子供の頃
私は、子供の頃…魔法少女になって、ほうきにまたがり、世界を飛び回る夢を見たり、私は女の子だけど…それでもヒーローになって、世界中の悪を倒しに行く夢を見た。
…そして。
子供の頃、私がつけたその悪の枢軸の名前は…
x…シナリオ…?
ーその次の刹那、ズキンという激しい重低音と共に、私の頭に激しい頭痛が走る。
……痛い…!
痛い痛い痛い痛い痛い!!
こんな記憶…!!
私は…!!知らない!!!
私は…!誰なの!!?
教えて!!!
誰か!!!
誰かァ!!!!
『愛理。君は…普通の女の子だよ』
…え?
この声は…?
聞いたことのある…!この声は…?
…まさか。
『愛理。君は、何よりもヒーローみたいになりたいと願う普通の女の子だよ。どうか…悪夢の声に惑わされないで』
そして、その声が私の頭の中で響きわたったその次の瞬間。
私の意識は…
(…………)
悪夢の中の現実に戻った。
だから、私は…瞳を開けることができた。
そして、私は…私の目の前にいる私のヒーローに対して…微笑みかけることができた。
『おかえり。私の…ヒーロー』
私は…目の前にいる私の1番大切な人に対して、そう言った。
…私の1番大切な人。
……そう。
私の親友の遥香に。
ー遥香は、私のこの言葉に対して、こう言った。
『こちらこそ…私の声を信じて、私達の友情を信じて、帰ってきてくれてありがとう。愛理』
そして、私は…頷きながら、言った。
『やっぱり…私を殺そうとしたあの遥香は……この悪夢の作り出した偽物だったんだね。……ごめんね。もしかしたら、とも少し考えたんだけど……私。
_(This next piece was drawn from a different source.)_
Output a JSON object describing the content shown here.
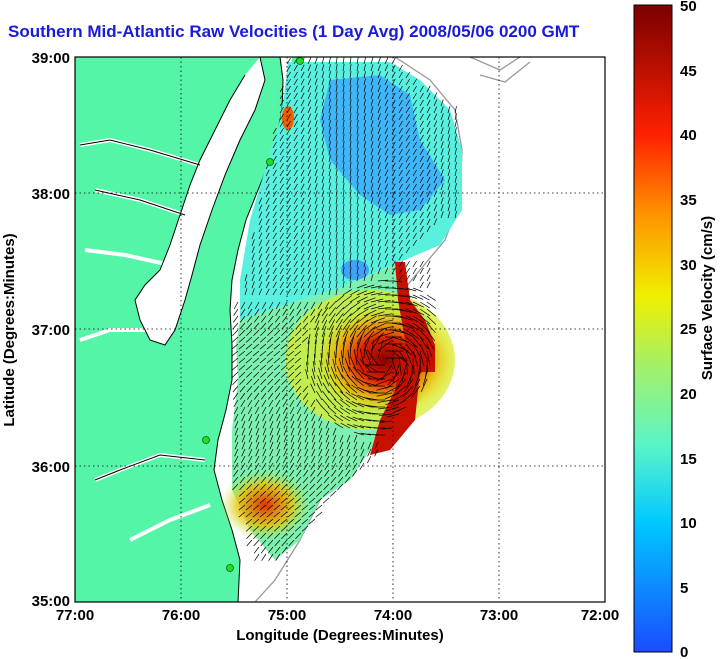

遥香のこと…途中まで信じてやれなかった』
すると、遥香はうつむく私に微笑んでくれた。
そして…言った。
『大丈夫だよ。愛理。勘違いは誰にもある。それに…今はそれどころじゃないよね』
ーその言葉を聞いた私は、目線をエリカの方へと移す。
エリカは……
うなだれていた。
そして…頭をかきむしりながら、叫び続けていた。
『誰だそいつは!!!殺す…!!殺す殺す殺す殺す殺す殺す殺す殺す殺す殺す殺す殺す殺す殺す殺す殺す殺す殺す殺す殺す殺す!!!!!』
その光景は…まさにカオスそのものだった。
ーすると、遥香は…私の一歩前に立った。
そして…私に対して、こう言った。
『愛理は、下がってて』
私は…その言葉に対して、こう返した。
『私も…戦う』
『今の愛理じゃ、あれ相手には無理』
『なんで…?』
『また…さっきのような苦しみを感じたいの…?』
『………』
私は…情けなくも、沈黙してしまった。
ーそして、遥香を心配する私に、遥香はこう言ってくれた。
『大丈夫。今の…私ね。すごーく強いんだから』
『…そうなの?』
『…うん。だから、大丈夫。私の背中をしっかりと見ていてね。…そして、しっかり憧れて。だって、私こそが…貴女の憧れるヒーローそのものだって、私は信じているからね』
ー遥香は、少し誇らしいような感じで、そう言った。
そして…
私は、遥香の背中を見た。
そして…感じた。
遥香の…背中の大きさを。
ーそして、まさに、この背中こそが私の追い求めるヒーロー像そのものであることを、私は…その時、理解した。